Threading (was: bipartite modular multiplication)
Marc Glisse
marc.glisse at normalesup.org
Thu Apr 30 13:27:50 CEST 2009
On Wed, 29 Apr 2009, Niels Möller wrote:
> When
> getting into the divide-and-conquer range, that seems harder (and
> I think threading at this level is not going to get into gmp).
Just out of curiosity, I looked at what happens when one tries some
trivial threading inside gmp, for a regular multiplication (so completely
unrelated to this discussion, actually). In mul_fft.c:
@@ -956,9 +967,17 @@
nl, ml, pl2, pl3, k2));
ASSERT_ALWAYS(pl3 <= pl);
- mpn_mul_fft (op, pl3, n, nl, m, ml, k3); /* mu */
pad_op = __GMP_ALLOCATE_FUNC_LIMBS (pl2);
+#pragma omp parallel
+{
+#pragma omp sections
+{
+#pragma omp section
+ mpn_mul_fft (op, pl3, n, nl, m, ml, k3); /* mu */
+#pragma omp section
mpn_mul_fft (pad_op, pl2, n, nl, m, ml, k2); /* lambda */
+}
+}
cc = mpn_sub_n (pad_op, pad_op, op, pl2); /* lambda - low(mu) */
/* 0 <= cc <= 1 */
l = pl3 - pl2; /* l = pl2 / 2 since pl3 = 3/2 * pl2 */
I am definitely not an openmp expert and I am not familiar with any MPN
code, I hope I still wrote something correct (it passes the testsuite, but
the testsuite was not written with this kind of abuse in mind).

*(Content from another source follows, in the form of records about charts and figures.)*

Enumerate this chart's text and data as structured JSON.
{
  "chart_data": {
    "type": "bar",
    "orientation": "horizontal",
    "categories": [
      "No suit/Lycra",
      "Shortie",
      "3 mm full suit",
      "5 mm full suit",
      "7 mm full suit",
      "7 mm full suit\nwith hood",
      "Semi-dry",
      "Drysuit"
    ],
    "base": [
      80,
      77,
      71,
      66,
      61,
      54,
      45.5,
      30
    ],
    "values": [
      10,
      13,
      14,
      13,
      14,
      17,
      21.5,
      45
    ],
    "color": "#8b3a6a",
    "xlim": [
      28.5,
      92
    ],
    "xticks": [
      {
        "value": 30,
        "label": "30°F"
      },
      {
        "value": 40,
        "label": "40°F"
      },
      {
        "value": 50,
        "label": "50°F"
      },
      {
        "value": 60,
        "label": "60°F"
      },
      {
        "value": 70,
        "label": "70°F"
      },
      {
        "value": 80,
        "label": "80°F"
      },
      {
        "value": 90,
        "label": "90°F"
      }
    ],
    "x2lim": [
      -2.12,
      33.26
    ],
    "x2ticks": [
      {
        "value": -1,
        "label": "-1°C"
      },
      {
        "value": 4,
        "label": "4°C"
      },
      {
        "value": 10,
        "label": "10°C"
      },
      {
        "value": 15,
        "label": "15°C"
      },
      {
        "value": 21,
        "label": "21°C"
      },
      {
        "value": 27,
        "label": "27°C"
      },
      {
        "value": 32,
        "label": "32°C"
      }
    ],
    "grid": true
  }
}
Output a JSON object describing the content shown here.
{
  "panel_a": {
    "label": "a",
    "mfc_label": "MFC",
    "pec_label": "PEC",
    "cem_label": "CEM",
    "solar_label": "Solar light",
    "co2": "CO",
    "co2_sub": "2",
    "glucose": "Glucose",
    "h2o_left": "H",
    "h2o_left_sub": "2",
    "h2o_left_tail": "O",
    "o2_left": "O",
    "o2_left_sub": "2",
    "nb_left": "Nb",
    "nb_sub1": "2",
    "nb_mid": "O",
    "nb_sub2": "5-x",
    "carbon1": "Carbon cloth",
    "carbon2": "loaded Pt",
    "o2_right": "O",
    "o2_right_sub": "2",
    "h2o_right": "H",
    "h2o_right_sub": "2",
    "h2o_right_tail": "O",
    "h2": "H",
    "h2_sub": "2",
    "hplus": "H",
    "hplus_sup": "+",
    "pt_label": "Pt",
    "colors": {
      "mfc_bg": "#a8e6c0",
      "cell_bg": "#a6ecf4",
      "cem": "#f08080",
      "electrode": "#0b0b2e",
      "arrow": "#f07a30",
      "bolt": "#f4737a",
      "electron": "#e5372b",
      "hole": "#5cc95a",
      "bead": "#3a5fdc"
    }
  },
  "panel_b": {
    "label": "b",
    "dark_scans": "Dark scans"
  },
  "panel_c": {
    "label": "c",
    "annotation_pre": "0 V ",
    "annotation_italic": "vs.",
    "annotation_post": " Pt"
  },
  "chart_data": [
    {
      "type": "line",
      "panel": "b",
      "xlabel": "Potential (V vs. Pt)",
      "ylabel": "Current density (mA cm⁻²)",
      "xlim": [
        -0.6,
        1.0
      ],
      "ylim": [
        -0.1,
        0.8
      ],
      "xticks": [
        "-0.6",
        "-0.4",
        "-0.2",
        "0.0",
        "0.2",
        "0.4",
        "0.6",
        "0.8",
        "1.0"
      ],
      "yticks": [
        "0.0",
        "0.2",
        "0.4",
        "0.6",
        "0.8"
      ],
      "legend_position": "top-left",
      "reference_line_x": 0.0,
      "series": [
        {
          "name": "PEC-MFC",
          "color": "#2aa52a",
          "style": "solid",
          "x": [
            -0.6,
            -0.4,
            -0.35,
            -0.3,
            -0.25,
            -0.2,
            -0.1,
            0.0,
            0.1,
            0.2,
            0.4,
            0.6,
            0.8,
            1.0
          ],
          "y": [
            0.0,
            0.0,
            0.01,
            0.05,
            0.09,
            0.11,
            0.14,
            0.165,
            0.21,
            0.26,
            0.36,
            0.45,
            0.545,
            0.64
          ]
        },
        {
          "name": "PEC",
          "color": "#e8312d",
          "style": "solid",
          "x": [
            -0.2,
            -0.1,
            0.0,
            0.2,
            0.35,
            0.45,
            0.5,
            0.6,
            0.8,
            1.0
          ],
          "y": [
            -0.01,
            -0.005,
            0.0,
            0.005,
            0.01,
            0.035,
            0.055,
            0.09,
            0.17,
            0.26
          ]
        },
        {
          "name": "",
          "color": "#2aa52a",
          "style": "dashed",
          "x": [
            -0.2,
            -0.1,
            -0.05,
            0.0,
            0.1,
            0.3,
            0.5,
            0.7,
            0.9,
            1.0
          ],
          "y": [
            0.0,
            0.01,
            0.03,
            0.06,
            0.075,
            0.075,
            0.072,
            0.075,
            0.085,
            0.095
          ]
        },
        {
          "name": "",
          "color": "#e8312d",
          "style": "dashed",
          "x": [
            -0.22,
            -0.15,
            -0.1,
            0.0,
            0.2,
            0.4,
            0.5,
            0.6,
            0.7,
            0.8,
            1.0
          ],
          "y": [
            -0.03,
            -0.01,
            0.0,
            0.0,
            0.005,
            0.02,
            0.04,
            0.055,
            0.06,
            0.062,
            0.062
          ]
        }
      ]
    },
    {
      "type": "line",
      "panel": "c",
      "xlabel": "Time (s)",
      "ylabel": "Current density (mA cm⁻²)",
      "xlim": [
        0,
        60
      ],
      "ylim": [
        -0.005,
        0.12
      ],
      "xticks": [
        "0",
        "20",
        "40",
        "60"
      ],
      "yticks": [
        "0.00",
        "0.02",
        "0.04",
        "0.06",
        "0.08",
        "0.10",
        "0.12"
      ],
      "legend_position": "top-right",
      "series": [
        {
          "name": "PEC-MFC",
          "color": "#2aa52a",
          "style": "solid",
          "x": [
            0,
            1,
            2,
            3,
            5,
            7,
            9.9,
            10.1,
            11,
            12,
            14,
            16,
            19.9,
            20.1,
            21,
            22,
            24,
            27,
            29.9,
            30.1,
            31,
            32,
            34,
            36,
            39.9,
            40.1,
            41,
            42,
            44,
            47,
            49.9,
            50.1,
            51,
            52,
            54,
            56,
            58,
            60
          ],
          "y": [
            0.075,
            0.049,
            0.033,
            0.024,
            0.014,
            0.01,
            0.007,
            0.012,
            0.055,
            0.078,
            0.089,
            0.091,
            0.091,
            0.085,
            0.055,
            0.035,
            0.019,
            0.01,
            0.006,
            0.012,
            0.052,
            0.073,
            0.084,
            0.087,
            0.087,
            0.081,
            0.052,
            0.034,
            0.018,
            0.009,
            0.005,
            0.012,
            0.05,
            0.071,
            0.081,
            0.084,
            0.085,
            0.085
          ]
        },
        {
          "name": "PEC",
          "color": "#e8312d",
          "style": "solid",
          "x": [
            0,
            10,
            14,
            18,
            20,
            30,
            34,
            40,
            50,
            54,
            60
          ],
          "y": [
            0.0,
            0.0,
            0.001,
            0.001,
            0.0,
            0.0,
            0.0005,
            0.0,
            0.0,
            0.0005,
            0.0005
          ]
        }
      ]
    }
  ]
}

Notice how discrete the pragmas are. When they are ignored (normal mode),
the code is the same as the current one. If I now compile gmp with
-fopenmp, the runtime of a multiplication between integers of 10^6 limbs
is reduced by 20 to 30% when I enable a second thread.
There are other places (in fft, in toom, but also in higher levels like
mpq) where similar things are possible, but with just a dual-core laptop
it did not make sense to push too far. The FFT code is only used for large
numbers, but in other places it would make sense to only allow parallelism
above some threshold, like (untested):
#pragma omp parallel if(nl>5000)
Now this was just a quick experiment for myself, to check my understanding
of openmp and gmp, I am in no way implying that the choice to concentrate
gmp on a single-threaded implementation is wrong, as it indeed seems
better to do several multiplications in parallel rather than parallelize
the implementation of a single multiplication.